The Microsoft millstone around our necks

As I noted in my last post Microsoft has given permission so that PC vendors can allow buyers (both corporate and retail) to substitute Windows XP for Windows Vista when making a new computer purchase. That fact alone should send every anti-trust watchdog into a rabies-like foam-flecked-about-the-mouth attack-mode straight for Microsoft's jugular. Why doesn't it?

This total lack of real competition in the OS market forces the consumer to chose Microsoft's earlier offering rather than going to another vendor. Imagine for a moment if there were only one computer manufacturer, and you were forced to buy last year's notebook or desktop system because this year's model was completely unsuited. That actually happened with the IBM PS/2, and the market voted by purchasing Compaq and HP and others at the time. Today we have a wealth of manufacturers with varying models, and even the processor market has real measurable competition between Intel and AMD. Yet we have only one OS to run on all these systems; Microsoft. We allow Microsoft to continue its lock on the OS market (and the productivity market as a further consequence) because Microsoft has successfully brainwashed us, through it's marketing, into accepting the current situation.

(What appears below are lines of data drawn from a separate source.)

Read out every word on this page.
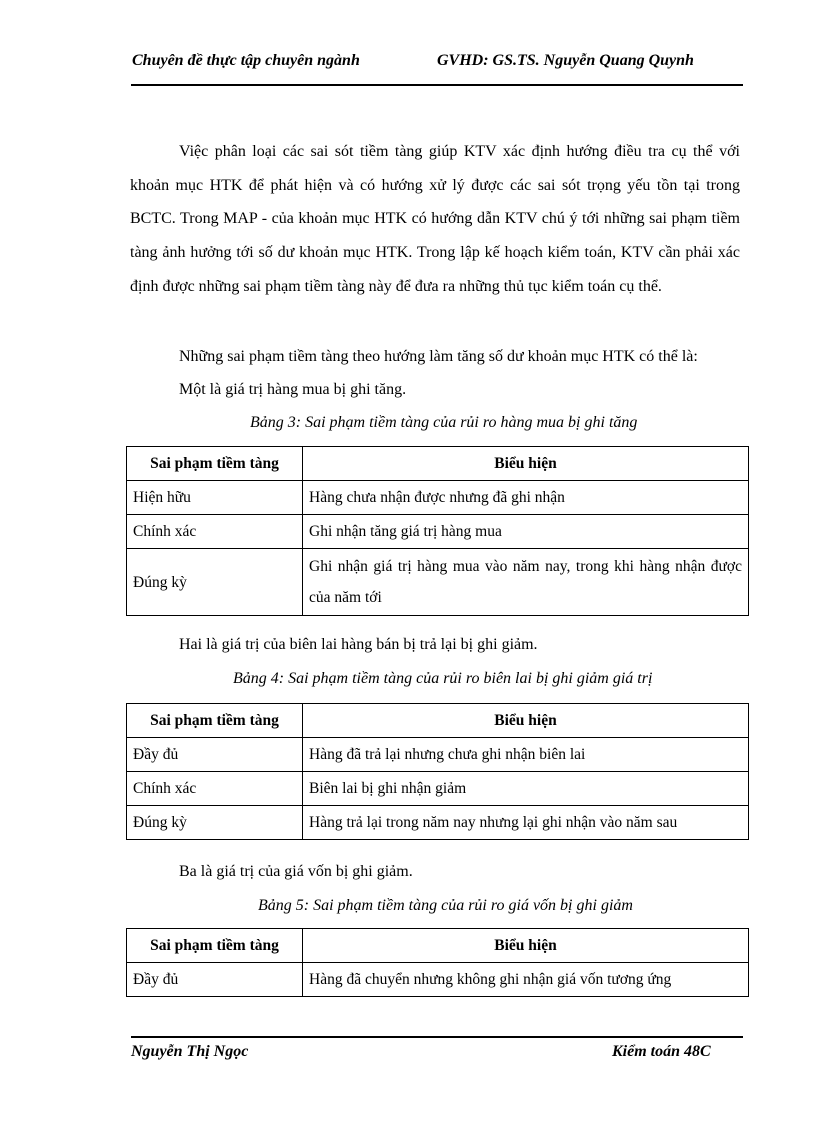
Chuyên đề thực tập chuyên ngành	GVHD: GS.TS. Nguyễn Quang Quynh
Việc phân loại các sai sót tiềm tàng giúp KTV xác định hướng điều tra cụ thể với khoản mục HTK để phát hiện và có hướng xử lý được các sai sót trọng yếu tồn tại trong BCTC. Trong MAP - của khoản mục HTK có hướng dẫn KTV chú ý tới những sai phạm tiềm tàng ảnh hưởng tới số dư khoản mục HTK. Trong lập kế hoạch kiểm toán, KTV cần phải xác định được những sai phạm tiềm tàng này để đưa ra những thủ tục kiểm toán cụ thể.
Những sai phạm tiềm tàng theo hướng làm tăng số dư khoản mục HTK có thể là:
Một là giá trị hàng mua bị ghi tăng.
Bảng 3: Sai phạm tiềm tàng của rủi ro hàng mua bị ghi tăng
Sai phạm tiềm tàng	Biểu hiện
Hiện hữu	Hàng chưa nhận được nhưng đã ghi nhận
Chính xác	Ghi nhận tăng giá trị hàng mua
Đúng kỳ	Ghi nhận giá trị hàng mua vào năm nay, trong khi hàng nhận được của năm tới
Hai là giá trị của biên lai hàng bán bị trả lại bị ghi giảm.
Bảng 4: Sai phạm tiềm tàng của rủi ro biên lai bị ghi giảm giá trị
Sai phạm tiềm tàng	Biểu hiện
Đầy đủ	Hàng đã trả lại nhưng chưa ghi nhận biên lai
Chính xác	Biên lai bị ghi nhận giảm
Đúng kỳ	Hàng trả lại trong năm nay nhưng lại ghi nhận vào năm sau
Ba là giá trị của giá vốn bị ghi giảm.
Bảng 5: Sai phạm tiềm tàng của rủi ro giá vốn bị ghi giảm
Sai phạm tiềm tàng	Biểu hiện
Đầy đủ	Hàng đã chuyển nhưng không ghi nhận giá vốn tương ứng
Nguyễn Thị Ngọc	Kiểm toán 48C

Microsoft furthers its monopolistic lock by hiding critical interfaces to its products and systems. Those interfaces include data definitions, such as the data structures in all its Office documents (Word, Excel, PowerPoint, and Visio). Without unencumbered and clearly defined interface definitions, the cost of interoperability with any Microsoft system becomes prohibitively expensive. Microsoft adds costs by forcing non-disclosure agreements (NDAs) to be signed, and Microsoft will only sign an NDA with a company it deems as non-competitive and integral with its existing product line. Further, Microsoft charges for access to its interface definitions. Finally, Microsoft's IDDs, like the software it documents, are bloated and overly complicated to the point of incomprehensibility.

My personal preferences notwithstanding, Linux is not a commercially viable desktop alternative to Windows on the Intel platform. Most vendors won't touch it because of decades of Microsoft PR and the fear of angering Microsoft if they do. What few companies that do offer Linux are too small for Microsoft to care about or big enough to keep them at arms length. Even then their offers are extremely limited.

Dell's offering of Ubuntu is an excellent example of how limited the choices still are. Dell's site only offers three systems, limited to only one distribution, Ubuntu. I can't go to any other part of Dell's site to order any of their systems with the Linux distribution of my choice, let alone Ubuntu. I certainly have my choices of which version of Windows I would like to install on those systems, but as I noted above, choices of a Windows version is no choice at all. Instead I have to navigate to their special site and place my order.

We're going nowhere fighting Microsoft the way we are now. And until somebody big enough really stands up and slaps Microsoft down, we never will.